According to Ontario resident and former inmate James Ruston, peaceful forms of prisoner protest often don’t garner as much public attention as protests deemed violent.

“There’s a real lack of information out there on carceral struggles,” Ruston told CTV News Toronto. Ruston spent the better part of two decades behind bars after he was handed a life sentence at the age of 17. “Usually only the sensationalized incidents, the rioting or violence, get a great deal of attention,” he said.

Even in the absence of public data, both House and Evans, who co-authored a report on the topic, said anecdotal evidence suggests organized action is on the rise in Ontario correctional facilities, in part in response to substandard conditions and near-constant lockdowns.

At Ottawa Carleton Detention Centre (OCDC), for example, where Evans said strikes have become a regular occurrence, “the conditions have been quite bad for some time,” she said.

The Ottawa-Carleton Detention Centre, opened is 1972, is located on Innes Rd. in Gloucester and houses both male and female offenders. (Chris Scott/CTV Ottawa)

Collective action is difficult in provincial jails, where inmates generally have much shorter stays and, in turn, there is a lack of programming offered, Evans continued.

“Everything about a jail, detention centre, correction facility is designed to militate against collective action,” the professor said. 

An overcomplicated system to file formal grievances could also be a factor, Ruston said. As it stands, if prisoners have a grievance, they can file a complaint, he explained. The process, however, involves raising complaints to multiple levels of management before it can reach the warden and beyond that, the only remaining avenue is the courts.

“It’s a means of exhausting the prisoners’ energy,” he said.

To better understand the demands and needs of prisoners, Ruston says the barriers between the public and incarcerated population need to be broken down.

“By increasing opportunities to interact, it … elevates [prisoners’] sense of personal value, of what they can then offer back to the community,” he continued.
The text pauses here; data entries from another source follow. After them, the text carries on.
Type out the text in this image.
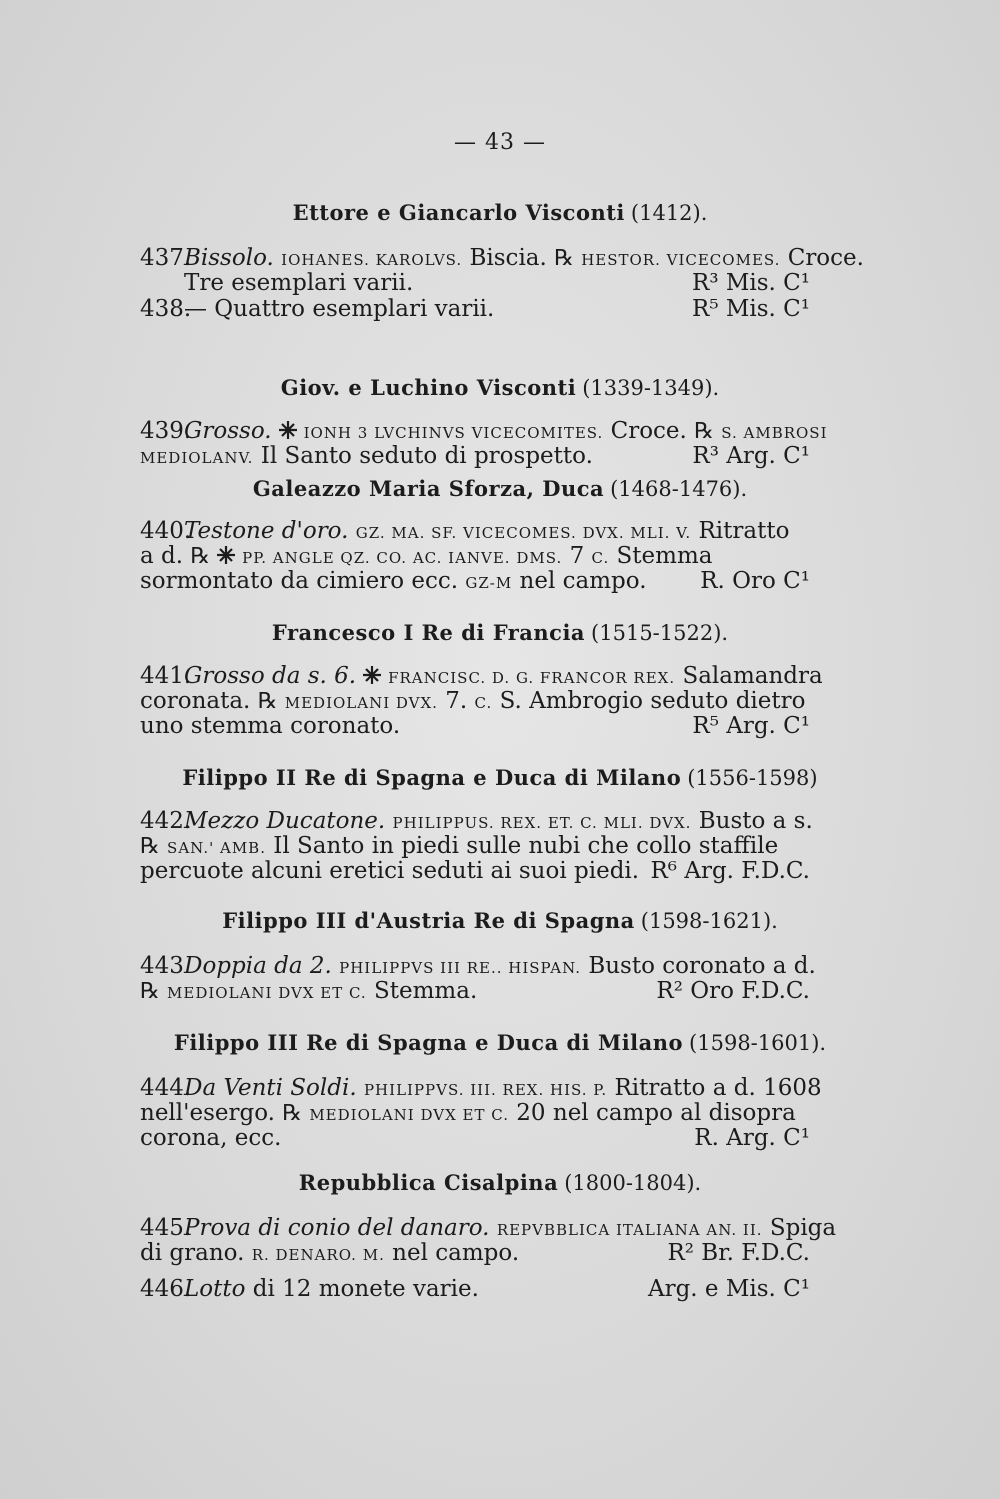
— 43 —
Ettore e Giancarlo Visconti (1412).
437.Bissolo. IOHANES. KAROLVS. Biscia. ℞ HESTOR. VICECOMES. Croce.
Tre esemplari varii.	R³ Mis. C¹
438.— Quattro esemplari varii.	R⁵ Mis. C¹
Giov. e Luchino Visconti (1339-1349).
439.Grosso. IONH 3 LVCHINVS VICECOMITES. Croce. ℞ S. AMBROSI
MEDIOLANV. Il Santo seduto di prospetto.	R³ Arg. C¹
Galeazzo Maria Sforza, Duca (1468-1476).
440.Testone d'oro. GZ. MA. SF. VICECOMES. DVX. MLI. V. Ritratto
a d. ℞ PP. ANGLE QZ. CO. AC. IANVE. DMS. 7 C. Stemma
sormontato da cimiero ecc. GZ-M nel campo. R. Oro C¹
Francesco I Re di Francia (1515-1522).
441.Grosso da s. 6. FRANCISC. D. G. FRANCOR REX. Salamandra
coronata. ℞ MEDIOLANI DVX. 7. C. S. Ambrogio seduto dietro
uno stemma coronato.	R⁵ Arg. C¹
Filippo II Re di Spagna e Duca di Milano (1556-1598)
442.Mezzo Ducatone. PHILIPPUS. REX. ET. C. MLI. DVX. Busto a s.
℞ SAN.' AMB. Il Santo in piedi sulle nubi che collo staffile
percuote alcuni eretici seduti ai suoi piedi. R⁶ Arg. F.D.C.
Filippo III d'Austria Re di Spagna (1598-1621).
443Doppia da 2. PHILIPPVS III RE.. HISPAN. Busto coronato a d.
℞ MEDIOLANI DVX ET C. Stemma.	R² Oro F.D.C.
Filippo III Re di Spagna e Duca di Milano (1598-1601).
444.Da Venti Soldi. PHILIPPVS. III. REX. HIS. P. Ritratto a d. 1608
nell'esergo. ℞ MEDIOLANI DVX ET C. 20 nel campo al disopra
corona, ecc.	R. Arg. C¹
Repubblica Cisalpina (1800-1804).
445.Prova di conio del danaro. REPVBBLICA ITALIANA AN. II. Spiga
di grano. R. DENARO. M. nel campo.	R² Br. F.D.C.
446.Lotto di 12 monete varie.	Arg. e Mis. C¹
In recent years, he said he’s considered compiling a public log of prisoner grievances using what is obtainable through information requests.

In lieu of further transparency between inmates and the public, Ruston points those looking to support prisoner populations to organizations like the Toronto Prisoners Rights Project and the John Howard and Elizabeth Fry societies.

“They’re doing great work in breaking down the divide.”